WASHINGTON -- White people will no longer make up a majority of Americans by 2043, according to new census projections. It's part of a historic shift that is reshaping the nation's schools, workforce and electorate, and is redefining long-held notions of race.
The official projection, released yesterday by the Census Bureau, now places the tipping point for the white majority a year later than previous estimates made before the impact of the recent economic downturn was fully known.
The United States continues to grow and become more diverse, with higher birthrates among minorities, particularly Hispanics. Since the mid-2000 housing bust, however, the arrival of millions of immigrants from Mexico and other nations has slowed.
The changes have political implications, shown in the re-election of President Barack Obama, who received support from 78 percent of nonwhite voters.

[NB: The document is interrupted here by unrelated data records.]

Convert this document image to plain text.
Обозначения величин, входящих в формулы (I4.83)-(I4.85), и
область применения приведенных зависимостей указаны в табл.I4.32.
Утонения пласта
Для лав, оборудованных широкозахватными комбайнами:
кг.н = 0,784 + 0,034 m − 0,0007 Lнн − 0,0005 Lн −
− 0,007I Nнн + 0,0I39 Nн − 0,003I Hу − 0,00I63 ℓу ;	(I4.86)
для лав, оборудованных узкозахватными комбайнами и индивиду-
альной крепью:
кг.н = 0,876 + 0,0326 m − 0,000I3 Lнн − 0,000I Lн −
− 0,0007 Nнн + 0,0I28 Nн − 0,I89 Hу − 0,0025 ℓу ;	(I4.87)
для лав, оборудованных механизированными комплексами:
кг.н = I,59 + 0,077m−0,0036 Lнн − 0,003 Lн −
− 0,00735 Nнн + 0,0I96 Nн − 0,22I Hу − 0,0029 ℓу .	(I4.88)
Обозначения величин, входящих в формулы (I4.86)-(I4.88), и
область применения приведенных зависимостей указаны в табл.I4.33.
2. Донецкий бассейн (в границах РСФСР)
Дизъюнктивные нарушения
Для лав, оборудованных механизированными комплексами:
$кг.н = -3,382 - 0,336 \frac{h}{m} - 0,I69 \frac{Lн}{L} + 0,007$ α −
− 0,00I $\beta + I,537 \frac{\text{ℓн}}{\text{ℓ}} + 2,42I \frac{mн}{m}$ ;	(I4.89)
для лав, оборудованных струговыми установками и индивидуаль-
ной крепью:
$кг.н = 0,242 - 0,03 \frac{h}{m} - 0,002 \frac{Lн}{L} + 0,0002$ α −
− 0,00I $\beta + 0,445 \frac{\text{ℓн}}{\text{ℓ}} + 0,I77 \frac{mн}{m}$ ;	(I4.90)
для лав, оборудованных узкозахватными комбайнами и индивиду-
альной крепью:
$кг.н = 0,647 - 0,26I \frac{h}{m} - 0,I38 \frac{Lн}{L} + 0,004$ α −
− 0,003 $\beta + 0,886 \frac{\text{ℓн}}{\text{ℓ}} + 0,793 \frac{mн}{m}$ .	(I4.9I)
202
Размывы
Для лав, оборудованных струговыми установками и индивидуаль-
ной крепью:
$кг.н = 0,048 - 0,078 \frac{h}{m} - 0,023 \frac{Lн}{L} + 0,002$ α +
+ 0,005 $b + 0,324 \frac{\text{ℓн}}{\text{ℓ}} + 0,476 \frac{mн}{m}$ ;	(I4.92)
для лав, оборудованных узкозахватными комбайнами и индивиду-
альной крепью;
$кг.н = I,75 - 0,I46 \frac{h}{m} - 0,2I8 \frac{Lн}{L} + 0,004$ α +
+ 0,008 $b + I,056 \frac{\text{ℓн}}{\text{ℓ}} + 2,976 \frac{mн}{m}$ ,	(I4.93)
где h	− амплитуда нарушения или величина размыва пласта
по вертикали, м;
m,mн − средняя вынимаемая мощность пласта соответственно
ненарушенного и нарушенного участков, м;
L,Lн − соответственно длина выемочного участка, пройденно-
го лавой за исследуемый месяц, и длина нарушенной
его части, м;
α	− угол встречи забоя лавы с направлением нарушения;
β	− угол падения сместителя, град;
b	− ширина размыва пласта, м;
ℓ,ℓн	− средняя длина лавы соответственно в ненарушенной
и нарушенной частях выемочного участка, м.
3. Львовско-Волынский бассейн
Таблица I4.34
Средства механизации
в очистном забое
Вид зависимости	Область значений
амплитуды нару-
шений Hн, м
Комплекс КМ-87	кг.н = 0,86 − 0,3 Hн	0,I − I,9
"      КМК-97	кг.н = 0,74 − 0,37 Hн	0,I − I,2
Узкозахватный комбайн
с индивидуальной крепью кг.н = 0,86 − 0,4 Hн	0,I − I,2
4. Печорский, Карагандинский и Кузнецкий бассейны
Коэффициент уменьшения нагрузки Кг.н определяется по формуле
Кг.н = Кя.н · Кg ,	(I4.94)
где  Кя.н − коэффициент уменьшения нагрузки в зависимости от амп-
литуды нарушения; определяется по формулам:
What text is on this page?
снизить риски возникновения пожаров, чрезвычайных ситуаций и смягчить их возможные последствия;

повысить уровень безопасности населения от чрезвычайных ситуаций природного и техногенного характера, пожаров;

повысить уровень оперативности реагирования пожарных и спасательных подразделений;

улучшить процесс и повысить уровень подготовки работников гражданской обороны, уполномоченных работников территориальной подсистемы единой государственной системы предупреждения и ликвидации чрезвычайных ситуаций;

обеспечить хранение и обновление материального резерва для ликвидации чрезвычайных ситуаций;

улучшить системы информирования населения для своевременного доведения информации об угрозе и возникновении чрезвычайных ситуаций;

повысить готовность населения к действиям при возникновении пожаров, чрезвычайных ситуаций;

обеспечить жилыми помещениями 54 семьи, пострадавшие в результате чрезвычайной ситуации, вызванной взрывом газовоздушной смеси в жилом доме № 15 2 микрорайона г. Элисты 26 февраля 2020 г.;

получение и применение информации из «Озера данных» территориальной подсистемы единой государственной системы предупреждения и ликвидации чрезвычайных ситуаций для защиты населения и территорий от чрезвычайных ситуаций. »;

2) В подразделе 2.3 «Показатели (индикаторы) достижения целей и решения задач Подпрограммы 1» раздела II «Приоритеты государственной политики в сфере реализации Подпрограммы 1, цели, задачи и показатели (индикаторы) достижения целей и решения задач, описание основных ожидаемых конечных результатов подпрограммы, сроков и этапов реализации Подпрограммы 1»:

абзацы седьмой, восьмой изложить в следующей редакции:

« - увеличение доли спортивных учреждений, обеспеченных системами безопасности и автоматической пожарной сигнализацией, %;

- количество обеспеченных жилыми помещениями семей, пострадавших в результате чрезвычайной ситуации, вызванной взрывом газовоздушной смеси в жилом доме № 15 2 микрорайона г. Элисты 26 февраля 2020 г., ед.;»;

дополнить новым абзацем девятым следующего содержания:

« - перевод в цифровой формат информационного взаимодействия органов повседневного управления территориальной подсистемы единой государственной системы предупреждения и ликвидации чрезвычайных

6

There are social and economic ramifications, as well. White plaintiffs before the Supreme Court argue that protections for racial and ethnic minorities dating to the 1960s may no longer be needed, from affirmative action in college admissions to the Voting Rights Act.
Residential segregation has eased, and intermarriage for first- and second-generation Hispanics and Asians is on the rise, blurring racial and ethnic lines. By 2060, multiracial people are projected to more than triple, from 7.5 million to 26.7 million.
The non-Hispanic white population, now at 197.8 million, is projected to peak at 200 million in 2024, before entering a steady decline as the baby boomers enter their golden years. Four years after that, racial and ethnic minorities will become a majority among adults ages 18-29.
As recently as 1960, whites made up 85 percent of the population, but that share has steadily dropped after a 1965 overhaul of U.S. immigration laws opened doors to waves of new immigrants from Mexico, Latin America and Asia. By 2000, the percentage of U.S. whites had slid to 69 percent; it now stands at nearly 64 percent.